Il miglioramento interessa un’attività poco visibile agli utenti, ma centrale nella gestione quotidiana dei data center: spostare o duplicare una macchina virtuale riducendo il più possibile il periodo durante il quale applicazioni e servizi devono rimanere indisponibili.
Perché la cold migration incide sui tempi di manutenzione
Una macchina virtuale racchiude in forma software un sistema operativo, le applicazioni e i relativi dati. Quando un’organizzazione sostituisce i server, rinnova la propria piattaforma di virtualizzazione o riequilibra i carichi di lavoro, può essere necessario trasferire l’intera immagine disco da un’infrastruttura a un’altra.

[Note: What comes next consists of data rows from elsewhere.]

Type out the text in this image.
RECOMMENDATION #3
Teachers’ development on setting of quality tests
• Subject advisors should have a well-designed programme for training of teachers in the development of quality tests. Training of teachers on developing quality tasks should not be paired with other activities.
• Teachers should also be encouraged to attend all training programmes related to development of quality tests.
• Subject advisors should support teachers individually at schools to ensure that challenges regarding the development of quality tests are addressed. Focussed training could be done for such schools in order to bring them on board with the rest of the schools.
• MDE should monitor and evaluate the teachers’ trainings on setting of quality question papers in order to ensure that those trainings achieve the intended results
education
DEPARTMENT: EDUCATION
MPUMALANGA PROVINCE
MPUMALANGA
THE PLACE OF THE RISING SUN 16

Con la cold migration, la macchina virtuale viene arrestata prima del trasferimento. La procedura offre il vantaggio di lavorare su dati non soggetti a modifiche durante la copia, ma comporta un periodo di indisponibilità. Il cold cloning segue un principio simile, con la differenza che crea una copia della macchina virtuale anziché trasferire l’istanza originale.

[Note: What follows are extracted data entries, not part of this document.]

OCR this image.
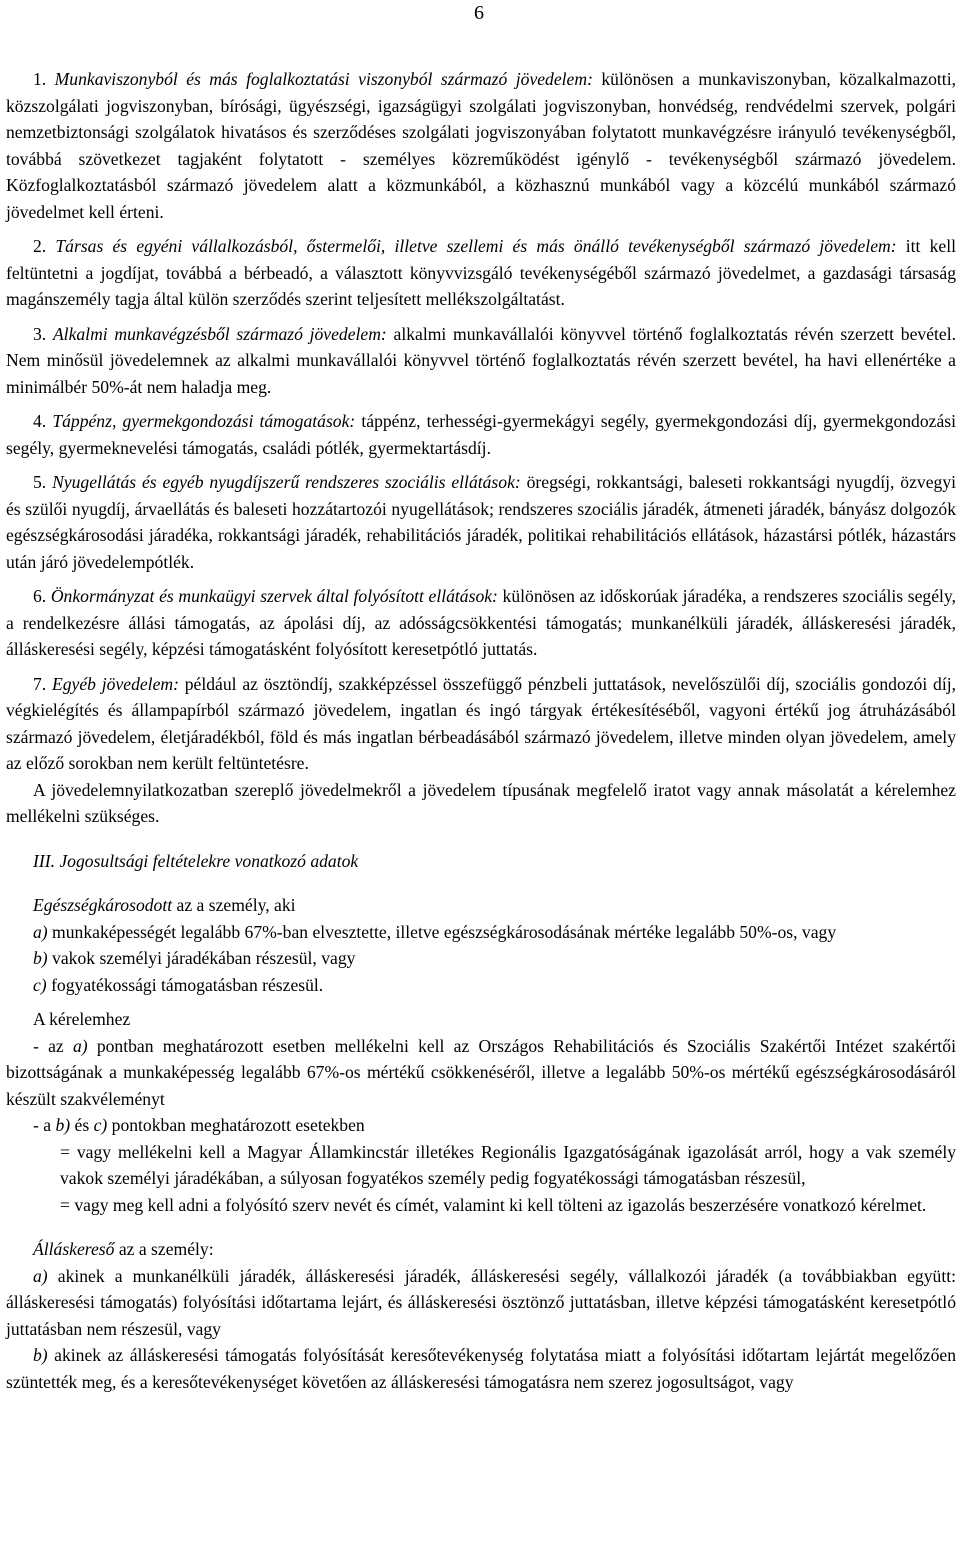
6

1. Munkaviszonyból és más foglalkoztatási viszonyból származó jövedelem: különösen a munkaviszonyban, közalkalmazotti, közszolgálati jogviszonyban, bírósági, ügyészségi, igazságügyi szolgálati jogviszonyban, honvédség, rendvédelmi szervek, polgári nemzetbiztonsági szolgálatok hivatásos és szerződéses szolgálati jogviszonyában folytatott munkavégzésre irányuló tevékenységből, továbbá szövetkezet tagjaként folytatott - személyes közreműködést igénylő - tevékenységből származó jövedelem. Közfoglalkoztatásból származó jövedelem alatt a közmunkából, a közhasznú munkából vagy a közcélú munkából származó jövedelmet kell érteni.

2. Társas és egyéni vállalkozásból, őstermelői, illetve szellemi és más önálló tevékenységből származó jövedelem: itt kell feltüntetni a jogdíjat, továbbá a bérbeadó, a választott könyvvizsgáló tevékenységéből származó jövedelmet, a gazdasági társaság magánszemély tagja által külön szerződés szerint teljesített mellékszolgáltatást.

3. Alkalmi munkavégzésből származó jövedelem: alkalmi munkavállalói könyvvel történő foglalkoztatás révén szerzett bevétel. Nem minősül jövedelemnek az alkalmi munkavállalói könyvvel történő foglalkoztatás révén szerzett bevétel, ha havi ellenértéke a minimálbér 50%-át nem haladja meg.

4. Táppénz, gyermekgondozási támogatások: táppénz, terhességi-gyermekágyi segély, gyermekgondozási díj, gyermekgondozási segély, gyermeknevelési támogatás, családi pótlék, gyermektartásdíj.

5. Nyugellátás és egyéb nyugdíjszerű rendszeres szociális ellátások: öregségi, rokkantsági, baleseti rokkantsági nyugdíj, özvegyi és szülői nyugdíj, árvaellátás és baleseti hozzátartozói nyugellátások; rendszeres szociális járadék, átmeneti járadék, bányász dolgozók egészségkárosodási járadéka, rokkantsági járadék, rehabilitációs járadék, politikai rehabilitációs ellátások, házastársi pótlék, házastárs után járó jövedelempótlék.

6. Önkormányzat és munkaügyi szervek által folyósított ellátások: különösen az időskorúak járadéka, a rendszeres szociális segély, a rendelkezésre állási támogatás, az ápolási díj, az adósságcsökkentési támogatás; munkanélküli járadék, álláskeresési járadék, álláskeresési segély, képzési támogatásként folyósított keresetpótló juttatás.

7. Egyéb jövedelem: például az ösztöndíj, szakképzéssel összefüggő pénzbeli juttatások, nevelőszülői díj, szociális gondozói díj, végkielégítés és állampapírból származó jövedelem, ingatlan és ingó tárgyak értékesítéséből, vagyoni értékű jog átruházásából származó jövedelem, életjáradékból, föld és más ingatlan bérbeadásából származó jövedelem, illetve minden olyan jövedelem, amely az előző sorokban nem került feltüntetésre.

A jövedelemnyilatkozatban szereplő jövedelmekről a jövedelem típusának megfelelő iratot vagy annak másolatát a kérelemhez mellékelni szükséges.

III. Jogosultsági feltételekre vonatkozó adatok

Egészségkárosodott az a személy, aki

a) munkaképességét legalább 67%-ban elvesztette, illetve egészségkárosodásának mértéke legalább 50%-os, vagy

b) vakok személyi járadékában részesül, vagy

c) fogyatékossági támogatásban részesül.

A kérelemhez

- az a) pontban meghatározott esetben mellékelni kell az Országos Rehabilitációs és Szociális Szakértői Intézet szakértői bizottságának a munkaképesség legalább 67%-os mértékű csökkenéséről, illetve a legalább 50%-os mértékű egészségkárosodásáról készült szakvéleményt

- a b) és c) pontokban meghatározott esetekben

= vagy mellékelni kell a Magyar Államkincstár illetékes Regionális Igazgatóságának igazolását arról, hogy a vak személy vakok személyi járadékában, a súlyosan fogyatékos személy pedig fogyatékossági támogatásban részesül,

= vagy meg kell adni a folyósító szerv nevét és címét, valamint ki kell tölteni az igazolás beszerzésére vonatkozó kérelmet.

Álláskereső az a személy:

a) akinek a munkanélküli járadék, álláskeresési járadék, álláskeresési segély, vállalkozói járadék (a továbbiakban együtt: álláskeresési támogatás) folyósítási időtartama lejárt, és álláskeresési ösztönző juttatásban, illetve képzési támogatásként keresetpótló juttatásban nem részesül, vagy

b) akinek az álláskeresési támogatás folyósítását keresőtevékenység folytatása miatt a folyósítási időtartam lejártát megelőzően szüntették meg, és a keresőtevékenységet követően az álláskeresési támogatásra nem szerez jogosultságot, vagy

La velocità di queste operazioni diventa quindi determinante: più a lungo dura il trasferimento, più ampia deve essere la finestra di manutenzione riservata dai responsabili IT. Il problema assume proporzioni ancora maggiori nei progetti che comprendono centinaia di macchine virtuali e grandi quantità di dati.
Sangfor sostiene che, grazie al nuovo motore, macchine virtuali aziendali di dimensioni standard che in precedenza richiedevano diverse ore di fermo possano essere migrate in meno di 20 minuti. Per le migrazioni massive da VMware a Sangfor HCI, l’azienda prospetta la possibilità di concentrare attività che potevano estendersi per settimane in un numero limitato di interventi serali programmati.

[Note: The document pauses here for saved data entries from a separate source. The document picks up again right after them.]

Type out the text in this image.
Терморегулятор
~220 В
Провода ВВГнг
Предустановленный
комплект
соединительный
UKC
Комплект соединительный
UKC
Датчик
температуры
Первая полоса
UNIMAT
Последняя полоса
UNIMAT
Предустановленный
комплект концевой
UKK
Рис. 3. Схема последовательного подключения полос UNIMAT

Si tratta di risultati dichiarati da Sangfor sulla base di test di laboratorio. Le prestazioni effettive possono dipendere dalla quantità di dati realmente occupati, dalle caratteristiche dello storage, dalla rete disponibile e dalla configurazione complessiva dell’infrastruttura.
Dal trasferimento generalista a un motore progettato per le immagini disco
Nelle precedenti versioni di Sangfor HCI, le operazioni di cold migration e cloning utilizzavano sfscp, uno strumento proprietario di copia sviluppato internamente e capace di trasferire file tra host differenti. Pur essendo stato progettato anche per gli scenari che coinvolgono immagini disco, sfscp conservava alcuni limiti tipici di un processo di trasferimento relativamente generalista.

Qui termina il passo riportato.